There have been several generalizations, for the direction on replacing squares with higher powers see "Values of the Euler function free of k-th powers" by W.D. Banks and F. Pappalardi. For the result on primes not congruent to $\frac{a}{b}\pmod{n^2}$ see "Arithmetic progressions, prime numbers, and squarefree integers" by S. Clary and J. Fabrykowski.
Let me sketch a proof. If you fix a bound $z$, then the events $P(\ell^2)$ for different $\ell \leq z$ are uncorrelated; this is just a consequence of the prime number theorem for progressions and the multiplicativity of Euler's function. This reduces the problem to "understanding the tails"; in other words, we have to show that as $z\to\infty$, the relative upper density of the primes divisible by $\ell^2$ for some $\ell > z$ tends to zero.
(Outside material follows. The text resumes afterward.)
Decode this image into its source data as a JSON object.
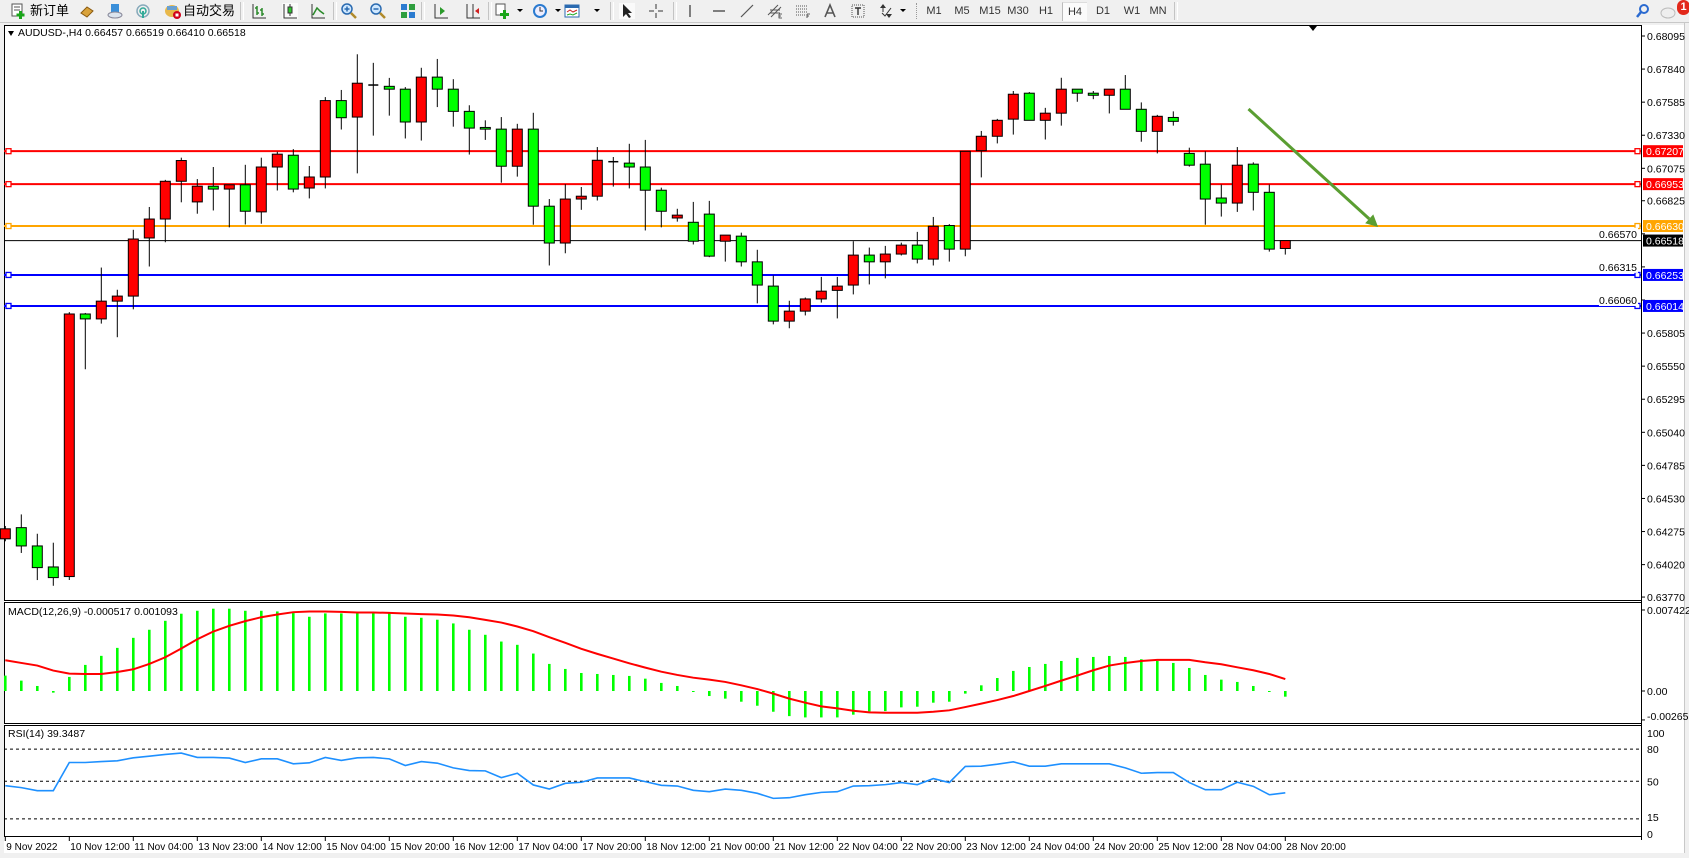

Consider the primes $p \leq x$. By the Brun--Titchmarsh inequality, the number of such $p$ for which $p-1$ is divisible by $\ell^2$ for some prime $\ell$ with $z < \ell \leq x^{1/4}$ (say) is $$\ll \sum_{z< \ell \leq x^{1/4}} \frac{x}{\phi(\ell^2)\log{(x/\ell^2)}} \ll \pi(x) \sum_{z > \ell} \frac{1}{\ell^2} \ll \frac{\pi(z)}{x}.$$ Also, the number of $p$'s with $p-1$ divisible by $\ell^2$ for some $\ell > x^{1/4}$ can be estimated trivially: We just count how many $n \leq x$ are divisible by some $\ell^2$ with $\ell > x^{1/4}$, which is clearly at most $\sum_{\ell > x^{1/4}} \lfloor x/\ell^2\rfloor \ll x^{3/4}$. This is negligible for us. Hence, the relative upper density in the previous paragraph is $\ll 1/z$. So it does indeed tend to zero as $z\to\infty$.